The Rugby World Cup is the pinnacle event in the rugby calendar, where the world's best teams come together to compete for the ultimate prize – the Webb Ellis Cup. However, there is an interesting fact surrounding this prestigious trophy that many fans may not be aware of – there are actually two Webb Ellis Cups.


The Webb Ellis Cup: A Symbol of Rugby Excellence

The Rugby World Cup trophy, known as the Webb Ellis Cup, is named in honor of William Webb Ellis, the man credited with inventing rugby when he picked up a ball and ran with it during a game of football in 1823 at Rugby School in England. The trophy was first awarded to New Zealand, the winners of the inaugural Rugby World Cup in 1987.

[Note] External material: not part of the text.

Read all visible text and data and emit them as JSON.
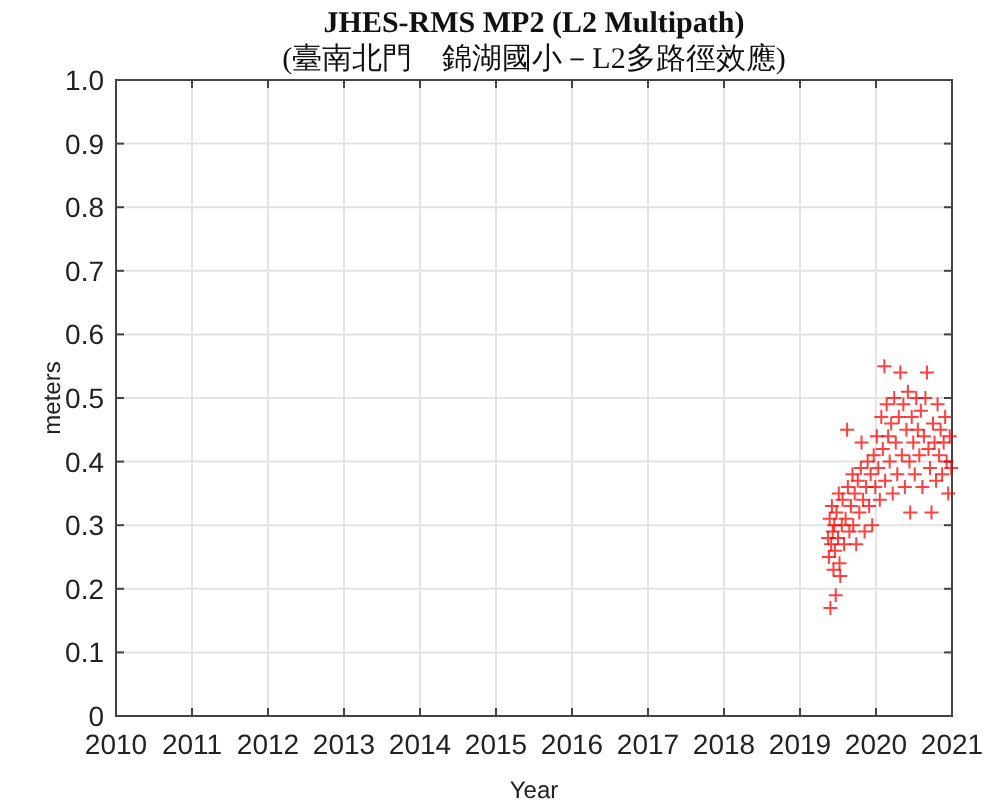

The Webb Ellis Cup is made of gilded silver and features a detailed design of a 19th-century rugby scene, complete with players and goalposts. It stands 38 centimeters tall and weighs approximately 4.5 kilograms.


The Twin Trophy: Unveiling the Webb Ellis Cup's Replica

The existence of two Webb Ellis Cups is not widely known, but the second trophy plays a vital role in rugby's showcase event. The original Webb Ellis Cup is kept in pristine condition and is only brought out for the Rugby World Cup final match, where it is awarded to the winning team.


To ensure the safety and preservation of the original trophy, a replica was created to be used for promotional events, sponsor engagements, and other appearances throughout the four-year cycle between World Cups. This identical twin trophy, known as the "working model," is virtually indistinguishable from the original and travels extensively in the lead-up to the tournament.


The Role of the Twin Trophy in the Rugby World Cup

The replica Webb Ellis Cup enables rugby's governing body, World Rugby, to promote the sport and the Rugby World Cup without risking damage or wear to the original trophy. The twin trophy has become a symbol of the global reach of rugby, as it is taken on tour to various countries and engages with fans across the world.


Conclusion:

The tale of the two Webb Ellis Cups is a fascinating fun fact that highlights the importance of preserving and protecting rugby's most prestigious prize. The existence of the twin trophy ensures that the original Webb Ellis Cup remains in pristine condition for the winning team to hoist in victory, while the replica travels the world, inspiring and connecting with rugby fans. This intriguing story adds an extra layer of mystique to the already captivating world of rugby.